Laundry cases and boxes such as this one were designed for sending laundry through the mail. The boxes were reusable, and postage costs were often cheaper than local laundry services or Laundromats – such convenience! Just send your dirty clothes home to Mother, and she’ll send clean clothes back in the same box! Though not exclusively used by college students, this system was certainly popular on campuses around the country, sometimes making up the bulk of a school’s – or even town’s – postal business. By the 1970s, home (and college) laundry equipment had improved enough, and was common enough, that the practice faded, although I bet there are still some college kids who mail their laundry home.*
Our example was donated by Pat Herman Douglas, a long-time county resident (and MCHS library volunteer) who grew up in Washington, DC and attended Western Maryland College in Westminster, Md., class of 1954. The box lid includes a metal mailing label holder; though the last-used postage stamp is too faded to read, another stamp gives us the date “Feb 8 1954,” and the typed address label (which includes this helpful fact, “More people are using Airway Laundry Cases than any other Laundry Case”) shows us that its final journey was from the Herman home in DC back to the college. As recommended by the July 1953 Official Postal Guide, both the lid and the case are also labeled with Miss Herman’s home address.
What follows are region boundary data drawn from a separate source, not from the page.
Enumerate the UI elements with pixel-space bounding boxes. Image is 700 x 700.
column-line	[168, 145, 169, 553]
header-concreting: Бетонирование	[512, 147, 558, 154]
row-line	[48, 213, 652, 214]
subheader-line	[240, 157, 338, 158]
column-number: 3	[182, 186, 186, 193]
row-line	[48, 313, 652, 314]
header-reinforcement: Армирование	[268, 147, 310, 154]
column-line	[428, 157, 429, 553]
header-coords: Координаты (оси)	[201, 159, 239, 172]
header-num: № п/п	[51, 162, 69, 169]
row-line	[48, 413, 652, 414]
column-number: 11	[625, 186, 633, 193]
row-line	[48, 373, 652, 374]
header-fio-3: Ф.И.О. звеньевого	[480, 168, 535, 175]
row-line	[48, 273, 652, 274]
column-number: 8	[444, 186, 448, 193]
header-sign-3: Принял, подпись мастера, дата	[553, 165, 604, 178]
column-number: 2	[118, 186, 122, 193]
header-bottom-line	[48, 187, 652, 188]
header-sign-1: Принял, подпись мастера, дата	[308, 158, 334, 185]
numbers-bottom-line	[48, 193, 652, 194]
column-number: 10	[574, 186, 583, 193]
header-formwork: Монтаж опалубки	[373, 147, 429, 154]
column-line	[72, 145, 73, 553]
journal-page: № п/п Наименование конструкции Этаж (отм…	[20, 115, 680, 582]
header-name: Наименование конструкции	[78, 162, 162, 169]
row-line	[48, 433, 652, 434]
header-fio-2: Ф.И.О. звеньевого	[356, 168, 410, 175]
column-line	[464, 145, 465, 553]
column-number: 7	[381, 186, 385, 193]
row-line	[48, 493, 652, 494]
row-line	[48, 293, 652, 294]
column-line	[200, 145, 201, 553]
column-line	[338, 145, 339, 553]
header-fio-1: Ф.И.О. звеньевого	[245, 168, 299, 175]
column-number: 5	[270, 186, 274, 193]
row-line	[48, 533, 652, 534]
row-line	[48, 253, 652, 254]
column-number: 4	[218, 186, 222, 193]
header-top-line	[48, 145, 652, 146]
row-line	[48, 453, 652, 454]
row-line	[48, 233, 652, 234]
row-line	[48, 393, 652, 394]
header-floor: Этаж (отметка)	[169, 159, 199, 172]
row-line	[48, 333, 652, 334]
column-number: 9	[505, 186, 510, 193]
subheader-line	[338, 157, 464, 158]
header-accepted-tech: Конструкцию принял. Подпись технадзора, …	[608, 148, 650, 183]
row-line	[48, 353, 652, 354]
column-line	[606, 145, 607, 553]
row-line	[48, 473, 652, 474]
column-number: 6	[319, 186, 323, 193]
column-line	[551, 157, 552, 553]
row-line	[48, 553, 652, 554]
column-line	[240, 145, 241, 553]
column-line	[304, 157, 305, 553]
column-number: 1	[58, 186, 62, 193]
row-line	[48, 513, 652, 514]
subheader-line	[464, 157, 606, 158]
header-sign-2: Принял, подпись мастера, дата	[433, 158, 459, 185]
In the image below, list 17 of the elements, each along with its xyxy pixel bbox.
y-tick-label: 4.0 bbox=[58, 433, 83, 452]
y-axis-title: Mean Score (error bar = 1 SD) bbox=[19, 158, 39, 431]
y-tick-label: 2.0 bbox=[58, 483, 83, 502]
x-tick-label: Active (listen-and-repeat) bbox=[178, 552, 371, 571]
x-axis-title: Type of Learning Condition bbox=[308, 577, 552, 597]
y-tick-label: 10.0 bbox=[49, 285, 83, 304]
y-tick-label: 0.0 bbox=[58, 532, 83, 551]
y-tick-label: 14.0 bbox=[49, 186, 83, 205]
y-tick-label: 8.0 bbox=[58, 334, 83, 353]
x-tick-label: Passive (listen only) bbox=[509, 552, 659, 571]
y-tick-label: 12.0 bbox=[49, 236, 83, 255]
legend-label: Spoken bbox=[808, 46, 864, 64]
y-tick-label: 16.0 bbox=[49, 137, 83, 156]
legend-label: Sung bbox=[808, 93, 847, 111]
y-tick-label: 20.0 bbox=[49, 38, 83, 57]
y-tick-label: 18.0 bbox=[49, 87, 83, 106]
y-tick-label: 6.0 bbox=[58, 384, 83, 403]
The box is still sturdy and stable, but it clearly got some use over the years; this wasn’t a novelty item, or one of those things you think you’ll need and then never end up using. The donor provided us with some great info about laundry during her college career, 1950-54: The school didn’t have student-use laundry facilities, so while you could take your sheets and linens to be washed at the school laundry, you were on your own for everything else. There was a Laundromat in Westminster, a long walk away; you might take your easy-to-wash whites (e.g., socks and underwear) there, especially if you could get someone to give you a ride, but for other things – Pat cited wool sweaters, specifically – it was easier and cheaper to mail them off to be done at home, where someone had the expertise and time to do the laundry right.
Western Maryland College – now McDaniel College – has a lot of its archival material scanned and available on the internet. I’ve had an entertaining time today, looking up “laundry” and “laundromat” in the 1950-1954 catalogs, yearbooks, and newspapers; indeed, one of the patrons in the 1954 yearbook is the “Laundromat,” and the student newspapers include several references to the need for improved laundry facilities. (There’s even an envious piece in the October 3, 1950 edition of The Gold Bug about a new dorm, equipped with Bendix washers, at Gettysburg College.)
Unlike many of our no-longer-common artifacts, laundry cases are fairly well represented on the internet. The National Postal Museum has a nice blog post about cases from the USPS perspective, and memories of laundry cases are included in student-life stories and transcripts from colleges such as St. Olaf, Wellesley, and the University of Iowa. Laundry really is everywhere.
*(Instead of simply waiting until the end of the semester, and bringing it all home at once.)